Wednesday, January 2, 2013


(w) Jonathan Hickman
(a) Steve Epting
(i) Rick Magyar

It took a relaunch of a series during a line-wide retooling with a brand new creative team for Marvel to get me to notice Black Panther, and by golly, it worked.

I've never been a Black Panther fan -- he's a character who has simply never appealed to me. That being said, I've never disliked Black Panther, either. Jonathan Hickman and Steve Epting's New Avengers #1 changed all that with a stellar interpretation of T'Challa that highlights his intellect and grace while simultaneously kicking off an intricate new narrative that brings the Marvel Illuminati back together for the first time since before Secret Invasion.

During the latter half of his tenure as Avengers head writer, Brian Michael Bendis' multiple Avengers titles started to bleed together in terms of narrative structure and character choices -- each series seemed to feature the same cast of heroes, only shuffled around depending on the arc and/or team. Really, there wasn't much of a difference between how New Avengers (Vol. 1-2) read and how Mighty or Secret Avengers read. Hickman has killed two birds with one stone with his Avengers/New Avengers one-two punch by reigning in the number of Avengers titles while also providing two unique storylines, each with a narrative flow distinct from the other.

After a brief introduction and history of the group known as the Illuminati (including a rather ominous monologue about death from Mr. Fantastic), New Avengers #1 takes us to the jungle of Wakanda as a trio of young adventurers have come to the end of their quest to be new Makers. While Hickman doesn't come out and tell us what 'Makers' are, per se, context clues can lead us to assume that the title is important in Wakandan culture, and that it has something to do with bettering society as a whole by venturing out past the national borders. Without skipping a beat, Hickman delves right into the situation that will bring Marvel's most powerful figures back together: our universe is about to collide with another.

Knowing ancient Sumerian will be a boon for anyone reading this issue, as the language is used rather liberally throughout the story. T'Challa discovers that an alternate Earth is hanging above ours. How and why this other Earth can't be seen by the naked eye doesn't really matter at this point. What's important is stopping whatever's happening from happening. To complicate things even more, a band of militaristic soliders descends onto our Earth, from the one hanging in the sky, speaking Sumerian like everyone should know what they're saying. It turns out they can speak English too, but they seem to prefer to talk amongst themselves in the ancient tongue, and that's got to be more than just a coincidence. Without breaking a sweat these new enemies quickly dispose of Wakanda's new Makers, leaving T'Challa to fend for himself and stop the destruction of Earth. Who does one call in for back-up for a task such as this?

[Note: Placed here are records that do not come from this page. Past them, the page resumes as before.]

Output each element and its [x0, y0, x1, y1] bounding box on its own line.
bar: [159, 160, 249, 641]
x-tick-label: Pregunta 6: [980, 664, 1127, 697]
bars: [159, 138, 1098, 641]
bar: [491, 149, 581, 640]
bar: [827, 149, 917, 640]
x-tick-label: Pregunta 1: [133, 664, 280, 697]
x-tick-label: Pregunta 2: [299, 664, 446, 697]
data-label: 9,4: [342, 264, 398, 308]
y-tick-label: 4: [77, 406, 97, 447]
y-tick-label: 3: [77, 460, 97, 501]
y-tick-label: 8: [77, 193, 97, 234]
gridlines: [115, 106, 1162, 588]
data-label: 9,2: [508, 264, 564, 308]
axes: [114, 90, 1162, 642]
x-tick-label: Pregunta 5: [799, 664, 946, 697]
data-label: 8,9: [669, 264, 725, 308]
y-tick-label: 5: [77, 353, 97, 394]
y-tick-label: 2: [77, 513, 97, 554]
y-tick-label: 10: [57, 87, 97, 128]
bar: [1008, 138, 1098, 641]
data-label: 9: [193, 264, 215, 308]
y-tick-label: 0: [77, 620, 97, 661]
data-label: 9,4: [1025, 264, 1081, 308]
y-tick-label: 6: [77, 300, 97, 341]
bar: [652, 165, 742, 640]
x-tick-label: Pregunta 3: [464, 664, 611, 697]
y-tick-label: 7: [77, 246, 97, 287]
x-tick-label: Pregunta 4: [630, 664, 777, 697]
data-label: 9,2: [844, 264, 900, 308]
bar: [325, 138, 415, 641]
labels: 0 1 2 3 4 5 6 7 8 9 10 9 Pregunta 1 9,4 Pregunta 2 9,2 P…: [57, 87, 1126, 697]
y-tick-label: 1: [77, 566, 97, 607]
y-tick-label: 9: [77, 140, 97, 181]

Jonathan Hickman's approach to the Avengers is mesmerizing. In one hand with Avengers, he's building the biggest, most expansive Avengers team to date, while in the other hand with New Avengers, he's telling the story of the most hidden and shadowy group of 'Avengers' ever. New Avengers #1 bucks the pitfalls of a focused first issue, as well. For a team book, starting things off by only focusing on one character is usually a big mistake. Focusing on a less popular/mainstream character such as Black Panther is equally risky. Similarly, using a rather narrow and specific plot points (the Illuminati) from embedded continuity can also repel new readers. In all of these instances, Hickman masterfully trumps the missteps by providing effective explanation through showing rather than telling. It's okay that Black Panther is the focus of this issue because he's a surrogate for the reader in terms of understanding what's going on. We're given basic exposition, then it's all about the well-paced storytelling.

New Avengers #1 is exciting. It's subtle and underscored to juxtapose the grandiose and larger-than-life Avengers. Less is more with Jonathan Hickman. Instead of spreading himself thin by penning three, four, five Avengers titles, he's consolidated down to two series that are already show a whole world of promise Bendis could never achieve. This is how the Avengers should be, and Jonathan Hickman is providing it in spades.